Que vont devenir les emplois aidés en 2018?

Alors que les députés avaient voté début novembre à l’assemblée nationale une baisse du budget de la mission « Travail et emploi » et donc la réduction du nombre de contrats aidés, le Premier ministre a annoncé que le nombre d’emplois aidés financés par le gouvernement serait finalement limité à 200 000 contrats pour l’année 2018.

Le dispositif, qui s’adresse aux publics les plus éloignés du marché du travail (demandeurs d’emploi de longue durée, jeunes en grande difficultés…), devrait désormais être réservé au secteur non-marchand et cibler uniquement certaines activités.

Une réduction déjà en marche

Depuis l’année 2015, le nombre d’emplois aidés n’a cessé de diminuer (519 000 en 2015, 459 000 en 2016, 320 000 en 2017) et l’année 2018 confirme cette tendance puisque qu’il va encore être réduit de 30%, selon une décision du gouvernement.

Contrats uniques d’insertion, contrat d’accompagnement dans l’emploi, contrats initiative emploi u encore emplois d’avenir… ces dispositifs sont souvent critiqués pour leur coût élevé et leur inefficacité, pesant que le budget de l’État sans parvenir à se montrer utiles en termes d’emploi et d’insertion professionnelle. C’est en tout cas l’avis du Premier ministre et de la ministre du travail.
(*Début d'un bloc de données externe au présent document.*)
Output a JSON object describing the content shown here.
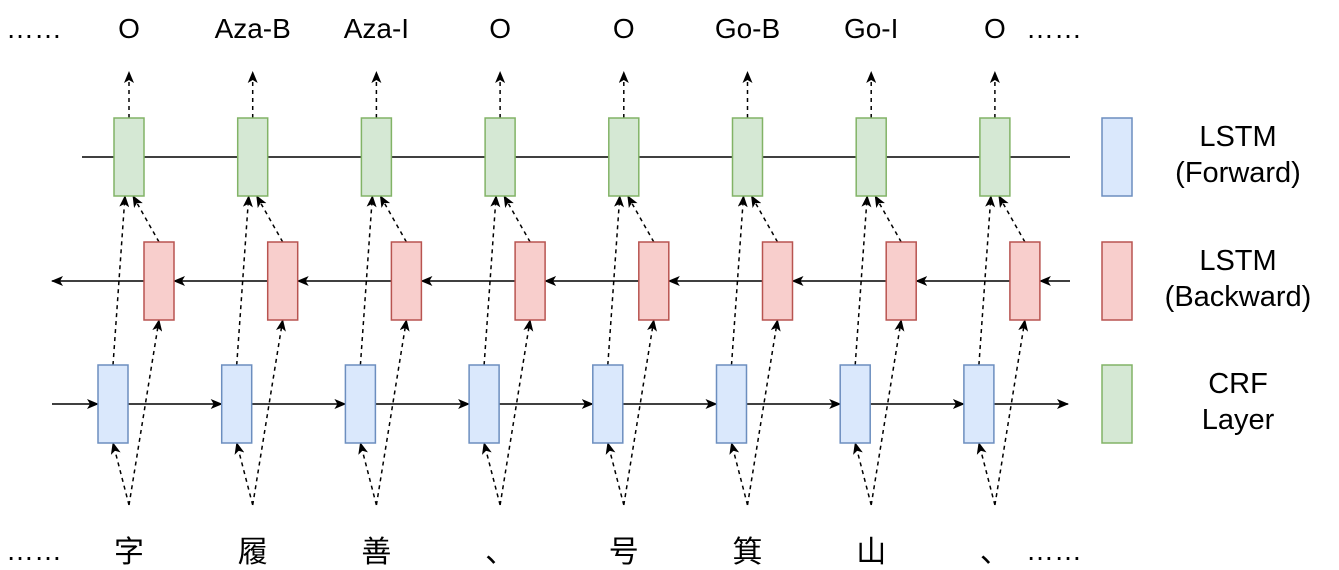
{
  "colors": {
    "forward_fill": "#dae8fc",
    "forward_stroke": "#6c8ebf",
    "backward_fill": "#f8cecc",
    "backward_stroke": "#b85450",
    "crf_fill": "#d5e8d4",
    "crf_stroke": "#82b366",
    "line": "#000000"
  },
  "ellipsis": "……",
  "output_labels": [
    "O",
    "Aza-B",
    "Aza-I",
    "O",
    "O",
    "Go-B",
    "Go-I",
    "O"
  ],
  "input_tokens": [
    "字",
    "履",
    "善",
    "、",
    "号",
    "箕",
    "山",
    "、"
  ],
  "legend": [
    {
      "id": "forward",
      "lines": [
        "LSTM",
        "(Forward)"
      ]
    },
    {
      "id": "backward",
      "lines": [
        "LSTM",
        "(Backward)"
      ]
    },
    {
      "id": "crf",
      "lines": [
        "CRF",
        "Layer"
      ]
    }
  ]
}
Les acteurs du secteur non-marchand sont quant à eux d’avis que le dispositif gagnerait à être reformé tout en refusant toute allusion à sa suppression. Ainsi, ils n’ont pas manqué de s’alarmer du fait que le gouvernement n’ait pas effectué de concertation avec les employeurs associatifs et les collectivités locales avant sa prise de décision.

Les conséquences de leur réduction sont en effet multiples : fragilisation des secteurs où leur utilisation est fréquente, mise à mal du parcours d’insertion professionnelle des personnes éloignées de l’emploi usant de ce dispositif pour leur réintégration au sein du marché du travail. Il peut également y avoir des conséquences du côté du secteur de l’insertion par l’activité économique.

Le gouvernement veut cibler l’urgence sociale

Afin de calmer les esprits, le gouvernement a tenu à apporter quelques éclaircissements. Ainsi, il apparaît que les 200 000 emplois aidés prévus pour l’année prochaine vont être dédiés de manière exclusive au secteur non marchand, plus particulièrement l’urgence sanitaire et sociale, pour suivre de près des enfants en situation de handicap en milieu scolaire, à l’outre-mer ainsi qu’aux communes rurales.

Ainsi, il se pourrait que les secteurs culturels, sportifs et du lien social n’y aient plus accès. Par ailleurs, les emplois aidés seront dédiés uniquement aux jeunes en insertion et aux chômeurs de longue durée, le gouvernement désirant s’appuyer sur les chantiers et entreprises d’insertion.

De plus, les personnes sous contrats aidés devront désormais obligatoirement suivre une formation, selon Edouard Philippe. La mobilisation des fonds du Plan d’Investissement dans les compétences pourrait être requise, notamment pour les formations qualifiantes et les formations pour l’obtention des compétences de base.

Enfin, les aides de l’État ne vont plus représenter que la moitié du coût de l’emploi, contre 75% à l’heure actuelle. A noter qu’une mission sur les emplois aidés a été confiée par la ministre du Travail au président du Groupe SOS, une organisation française spécialisée dans l’action sociale qui regroupe des entreprises et des associations et dont les conclusions devraient être connues d’ici la fin de cette année.